I have to exhaust the emotion before I feel clinical enough to analyze and project it [...] by the time I write a story I may longer have any hunger for it, but I feel I thoroughly know its flavor. [...]
Like Proust and Twain (and unlike those who stood to write - Dickens, Churchill, Woolf, Hemingway, Roth), Capote wrote in bed:
I am a completely horizontal author. I can’t think unless I’m lying down, either in bed or stretched on a couch, and with a cigarette and coffee handy. I’ve got to be puffing and sipping. As the afternoon wears on, I shift from coffee to mint tea to sherry to martinis. No, I don’t use a typewriter. Not in the beginning. I write my first version in longhand (pencil). Then I do a complete revision, also in longhand. Essentially, I think of myself as a stylist, and stylists can become notoriously obsessed with the placing of a comma, the weight of a semicolon. Obsessions of this sort, and the time I take over them, irritate me beyond endurance.

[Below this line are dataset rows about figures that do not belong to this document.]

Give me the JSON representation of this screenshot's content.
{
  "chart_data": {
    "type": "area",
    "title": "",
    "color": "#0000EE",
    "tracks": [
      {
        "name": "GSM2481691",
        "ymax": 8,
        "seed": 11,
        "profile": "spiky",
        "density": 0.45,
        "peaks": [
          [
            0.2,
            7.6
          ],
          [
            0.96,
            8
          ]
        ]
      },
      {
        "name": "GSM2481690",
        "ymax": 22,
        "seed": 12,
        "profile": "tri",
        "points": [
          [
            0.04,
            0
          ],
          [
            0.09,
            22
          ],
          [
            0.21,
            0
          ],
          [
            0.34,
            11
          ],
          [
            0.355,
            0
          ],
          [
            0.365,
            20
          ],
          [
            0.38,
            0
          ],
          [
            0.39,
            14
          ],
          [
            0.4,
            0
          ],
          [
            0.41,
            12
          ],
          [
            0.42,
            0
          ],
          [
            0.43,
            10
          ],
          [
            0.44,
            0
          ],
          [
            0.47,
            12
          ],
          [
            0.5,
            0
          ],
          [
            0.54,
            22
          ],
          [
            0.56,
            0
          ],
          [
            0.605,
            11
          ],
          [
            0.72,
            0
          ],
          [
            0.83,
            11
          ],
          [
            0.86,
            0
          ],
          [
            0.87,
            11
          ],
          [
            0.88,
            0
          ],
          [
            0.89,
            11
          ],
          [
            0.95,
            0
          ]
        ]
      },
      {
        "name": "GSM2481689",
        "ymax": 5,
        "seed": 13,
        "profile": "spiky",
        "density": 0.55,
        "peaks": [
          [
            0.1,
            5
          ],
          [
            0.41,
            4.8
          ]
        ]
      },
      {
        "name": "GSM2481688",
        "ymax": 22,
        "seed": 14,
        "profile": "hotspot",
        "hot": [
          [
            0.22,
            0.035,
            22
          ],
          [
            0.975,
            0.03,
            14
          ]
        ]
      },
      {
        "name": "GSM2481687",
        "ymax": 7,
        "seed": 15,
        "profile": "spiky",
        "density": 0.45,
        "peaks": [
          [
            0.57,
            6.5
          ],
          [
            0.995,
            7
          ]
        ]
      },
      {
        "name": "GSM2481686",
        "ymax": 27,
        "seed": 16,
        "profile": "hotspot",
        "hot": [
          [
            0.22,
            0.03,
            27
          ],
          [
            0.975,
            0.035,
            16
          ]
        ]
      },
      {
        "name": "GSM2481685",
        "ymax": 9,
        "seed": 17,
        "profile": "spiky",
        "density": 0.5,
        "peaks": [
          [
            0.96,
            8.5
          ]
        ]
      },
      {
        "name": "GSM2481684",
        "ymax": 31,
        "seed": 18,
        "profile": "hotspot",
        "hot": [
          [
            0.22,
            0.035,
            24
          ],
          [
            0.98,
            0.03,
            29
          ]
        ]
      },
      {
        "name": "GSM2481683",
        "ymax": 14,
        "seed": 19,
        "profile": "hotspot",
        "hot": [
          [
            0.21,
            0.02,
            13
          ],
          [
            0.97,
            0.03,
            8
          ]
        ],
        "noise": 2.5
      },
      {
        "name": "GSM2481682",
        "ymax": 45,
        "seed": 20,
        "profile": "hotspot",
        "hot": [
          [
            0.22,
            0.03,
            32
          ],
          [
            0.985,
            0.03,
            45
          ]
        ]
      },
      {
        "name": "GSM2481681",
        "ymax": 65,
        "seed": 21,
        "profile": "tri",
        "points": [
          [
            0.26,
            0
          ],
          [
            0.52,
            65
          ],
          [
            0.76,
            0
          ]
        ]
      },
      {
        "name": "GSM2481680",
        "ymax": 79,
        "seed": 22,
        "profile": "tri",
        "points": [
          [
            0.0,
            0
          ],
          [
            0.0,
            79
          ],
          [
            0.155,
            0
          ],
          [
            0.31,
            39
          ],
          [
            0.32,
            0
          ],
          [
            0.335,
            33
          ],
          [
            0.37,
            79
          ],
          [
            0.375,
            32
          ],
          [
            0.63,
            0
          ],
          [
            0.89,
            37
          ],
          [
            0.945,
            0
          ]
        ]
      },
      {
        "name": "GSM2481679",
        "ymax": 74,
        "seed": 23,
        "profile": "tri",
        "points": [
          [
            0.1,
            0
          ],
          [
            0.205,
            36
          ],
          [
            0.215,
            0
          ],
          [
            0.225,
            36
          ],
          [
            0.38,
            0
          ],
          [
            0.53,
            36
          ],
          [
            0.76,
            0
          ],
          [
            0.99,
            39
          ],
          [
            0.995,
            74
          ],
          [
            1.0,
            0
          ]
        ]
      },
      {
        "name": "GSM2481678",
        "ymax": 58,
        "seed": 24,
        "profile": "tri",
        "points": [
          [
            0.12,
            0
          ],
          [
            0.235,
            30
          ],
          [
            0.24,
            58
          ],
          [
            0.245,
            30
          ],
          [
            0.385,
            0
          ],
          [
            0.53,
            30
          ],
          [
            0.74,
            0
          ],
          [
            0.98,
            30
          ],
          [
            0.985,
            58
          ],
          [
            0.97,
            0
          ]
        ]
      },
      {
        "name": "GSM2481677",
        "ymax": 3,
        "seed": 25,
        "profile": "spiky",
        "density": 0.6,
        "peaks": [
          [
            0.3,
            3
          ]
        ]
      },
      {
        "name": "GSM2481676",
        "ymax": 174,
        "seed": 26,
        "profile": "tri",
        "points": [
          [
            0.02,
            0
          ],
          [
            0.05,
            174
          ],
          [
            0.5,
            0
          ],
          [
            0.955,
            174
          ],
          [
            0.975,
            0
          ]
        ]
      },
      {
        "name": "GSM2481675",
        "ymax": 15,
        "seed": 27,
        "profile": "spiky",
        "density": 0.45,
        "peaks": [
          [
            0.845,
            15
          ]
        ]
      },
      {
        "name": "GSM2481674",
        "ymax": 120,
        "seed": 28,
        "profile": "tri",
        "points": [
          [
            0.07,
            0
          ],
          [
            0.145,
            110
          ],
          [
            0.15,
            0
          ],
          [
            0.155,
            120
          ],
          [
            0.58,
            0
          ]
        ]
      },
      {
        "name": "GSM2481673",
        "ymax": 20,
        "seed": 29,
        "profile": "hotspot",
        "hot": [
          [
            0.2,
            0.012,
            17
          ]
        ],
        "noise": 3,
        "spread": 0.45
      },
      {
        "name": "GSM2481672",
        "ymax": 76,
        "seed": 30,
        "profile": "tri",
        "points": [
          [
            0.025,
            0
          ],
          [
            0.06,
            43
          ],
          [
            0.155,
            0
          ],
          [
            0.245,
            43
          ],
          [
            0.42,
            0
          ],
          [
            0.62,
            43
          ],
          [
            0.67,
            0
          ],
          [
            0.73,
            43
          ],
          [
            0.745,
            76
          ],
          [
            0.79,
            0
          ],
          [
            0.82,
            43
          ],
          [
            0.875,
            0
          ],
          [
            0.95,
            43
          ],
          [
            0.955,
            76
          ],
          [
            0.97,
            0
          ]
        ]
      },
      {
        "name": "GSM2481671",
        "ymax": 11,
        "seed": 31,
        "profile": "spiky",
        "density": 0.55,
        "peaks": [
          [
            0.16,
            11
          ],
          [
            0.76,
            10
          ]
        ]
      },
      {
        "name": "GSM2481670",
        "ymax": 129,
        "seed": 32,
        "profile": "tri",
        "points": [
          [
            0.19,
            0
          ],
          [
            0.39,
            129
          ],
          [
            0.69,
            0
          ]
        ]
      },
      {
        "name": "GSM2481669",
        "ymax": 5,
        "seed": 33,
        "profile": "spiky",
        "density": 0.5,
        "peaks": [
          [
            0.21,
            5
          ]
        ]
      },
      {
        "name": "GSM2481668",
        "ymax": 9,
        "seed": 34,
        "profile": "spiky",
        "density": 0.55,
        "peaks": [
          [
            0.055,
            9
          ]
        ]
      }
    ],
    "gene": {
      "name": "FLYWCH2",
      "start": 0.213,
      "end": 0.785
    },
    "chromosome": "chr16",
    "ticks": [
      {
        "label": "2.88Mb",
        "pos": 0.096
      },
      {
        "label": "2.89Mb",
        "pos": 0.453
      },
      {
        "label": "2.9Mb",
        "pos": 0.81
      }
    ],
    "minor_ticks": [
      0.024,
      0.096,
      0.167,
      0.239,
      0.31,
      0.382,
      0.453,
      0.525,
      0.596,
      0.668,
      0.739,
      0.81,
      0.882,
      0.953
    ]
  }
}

Let’s see ... that was the second draft. Then I type a third draft on yellow paper, a very special kind of yellow paper. No, I don’t get out of bed to do this. I balance the machine on my knees. Sure, it works fine; I can manage 100 words a minute. Well, when the yellow draft is finished, I put the manuscript away for a while: a week, a month, sometimes longer. When I take it out again, I read it as coldly as possible, then read it aloud to a friend or two and decide what changes I want to make, and whether or not I want to publish it. I’ve thrown away rather a few short stories, an entire novel and half of another. But if all goes well, I type the final version on white paper, and that’s that. [...]
At one time I used to keep notebooks with outlines for stories. But I found doing this somehow deadened the idea in my imagination. If the notion is good enough, if it truly belongs to you, then you can't forget it - it will haunt you till it's written. [...]
I suppose my superstitiousness could be termed a quirk. I have to add up all numbers: there are some people I never telephone because their number adds up to an unlucky figure. Or I won’t accept a hotel room for the same reason. I will not tolerate the presence of yellow roses — which is sad, because they’re my favourite flower.
I can’t allow three cigarette butts in the same ashtray. Won’t travel on a plane with two nuns. Won’t begin or end anything on a Friday. It’s endless, the things I can’t and won’t. But I derive some curious comfort from obeying these primitive concepts.